An expert from the Washington Institute, who claims that Yemen’s Ansar allah (Houthi movement) and Hamas in Palestine are less dependent on Iran than Lebanon’s Hezbollah, sees divisions within the resistance front as another US political priority against the Islamic Republic. In the economic dimension, while continuing and intensifying sanctions focusing on foreign exchange earnings with the aim of reducing incentives in Iran, covert intelligence and cyber operations against sensitive infrastructure such as oil facilities are on the agenda.
The United States has abandoned its military strategy of expanding its heavy-duty military presence and expanding its “gray zone” by providing small numbers of troops during sustained, gradual, and increasing operations below on the threshold of pervasive war.
Conclusion
The institute’s report seeks to explain a strategy that restricts Iran’s freedom of action in the face of pressures that have imposed costs on the arrogant front, especially given the asymmetric approach of the resistance. Probably this think tank considering the slogan “End of Endless Wars” in the US public arena, which plays an important role in the social capital of foreign policy, it seeks to replace the large US military presence in West Asia and in the event of a gradual US withdrawal from future governments, to ensure US military intervention in threatening Iran and its support for the security of its allies, especially the Zionist regime.

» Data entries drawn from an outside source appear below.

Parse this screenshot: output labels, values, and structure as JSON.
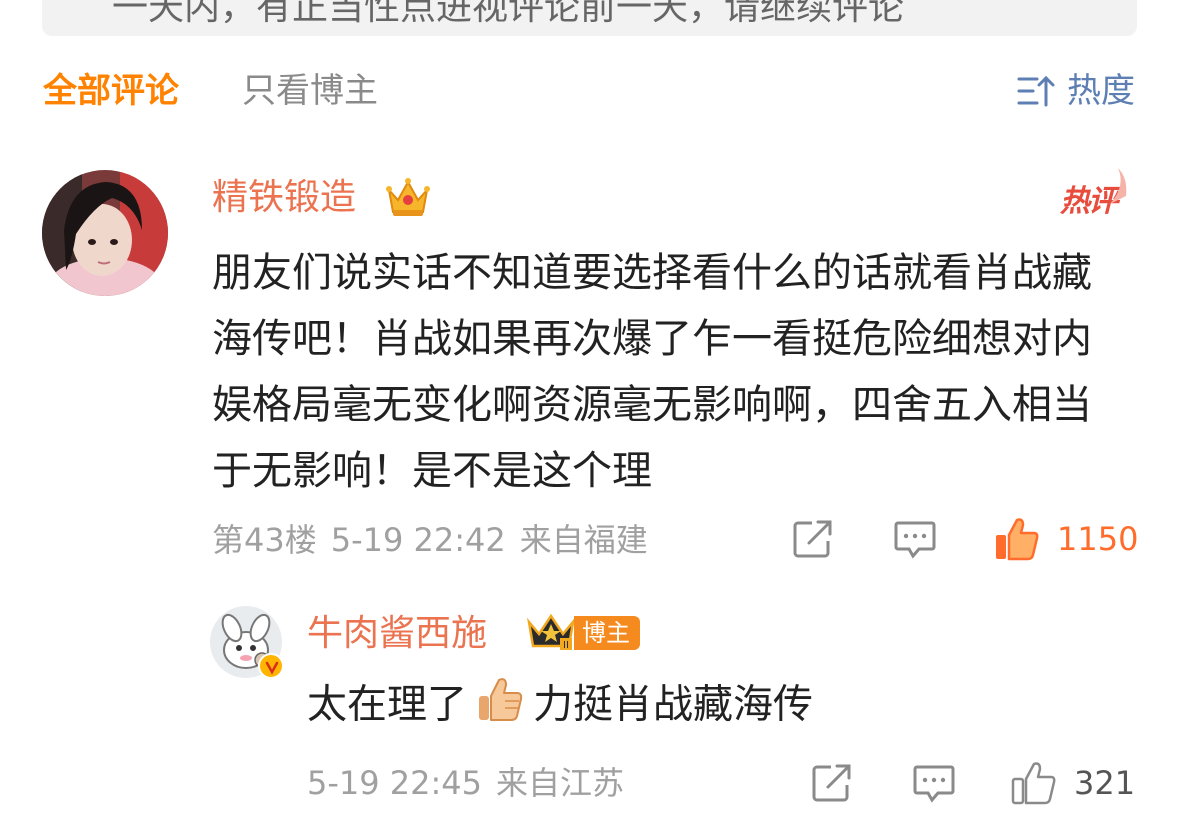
{
  "quote_preview": "一天内，有正当性点进视评论前一天，请继续评论",
  "tabs": {
    "all": "全部评论",
    "blogger_only": "只看博主"
  },
  "sort": {
    "label": "热度"
  },
  "colors": {
    "accent": "#ff8200",
    "username": "#eb7350",
    "link_blue": "#5d7fb3",
    "like_active": "#ff6c2b"
  },
  "comment": {
    "username": "精铁锻造",
    "hot_badge": "热评",
    "text": "朋友们说实话不知道要选择看什么的话就看肖战藏海传吧！肖战如果再次爆了乍一看挺危险细想对内娱格局毫无变化啊资源毫无影响啊，四舍五入相当于无影响！是不是这个理",
    "floor": "第43楼",
    "time": "5-19 22:42",
    "location": "来自福建",
    "likes": "1150",
    "icons": {
      "share": "share-icon",
      "comment": "comment-icon",
      "like": "thumbs-up-icon"
    }
  },
  "reply": {
    "username": "牛肉酱西施",
    "badge": "博主",
    "text_before": "太在理了",
    "text_after": "力挺肖战藏海传",
    "emoji": "thumbs-up-emoji",
    "time": "5-19 22:45",
    "location": "来自江苏",
    "likes": "321"
  }
}
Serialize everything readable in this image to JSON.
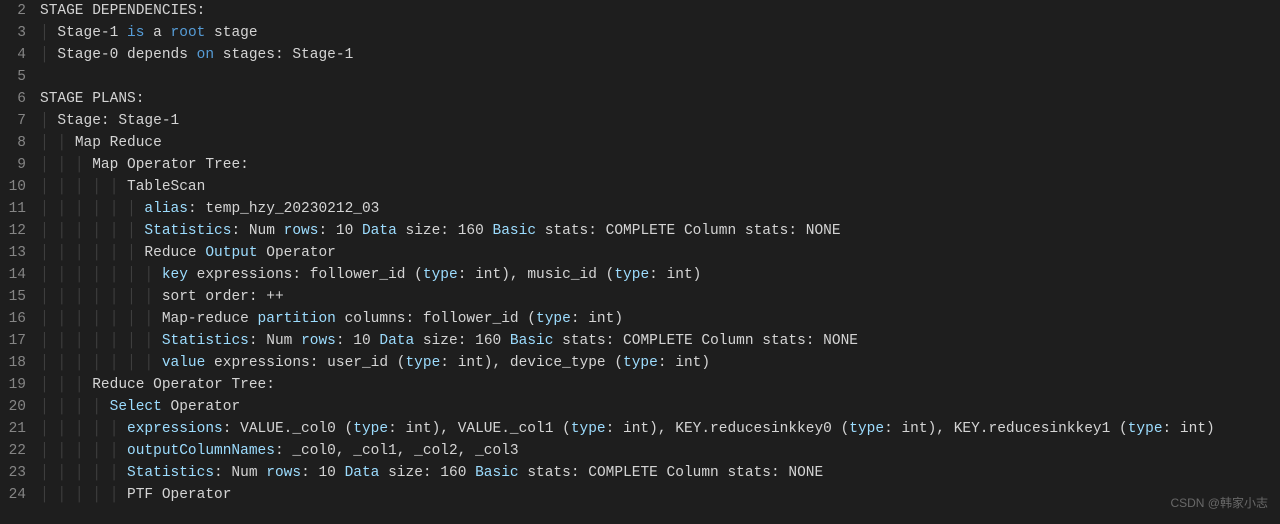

Due to the close connection of this research institute with the Zionist lobbies that have a significant impact on the Trump administration, decision-makers and foreign policy experts in the Islamic Republic in diplomatic and military bodies should not ignore these recommendations and they should be more vigilant than the possibility of changes in the process of US confrontational policies in the region. However, such a large-scale change in US regional strategies will be gradual and unlikely to materialize in the medium term.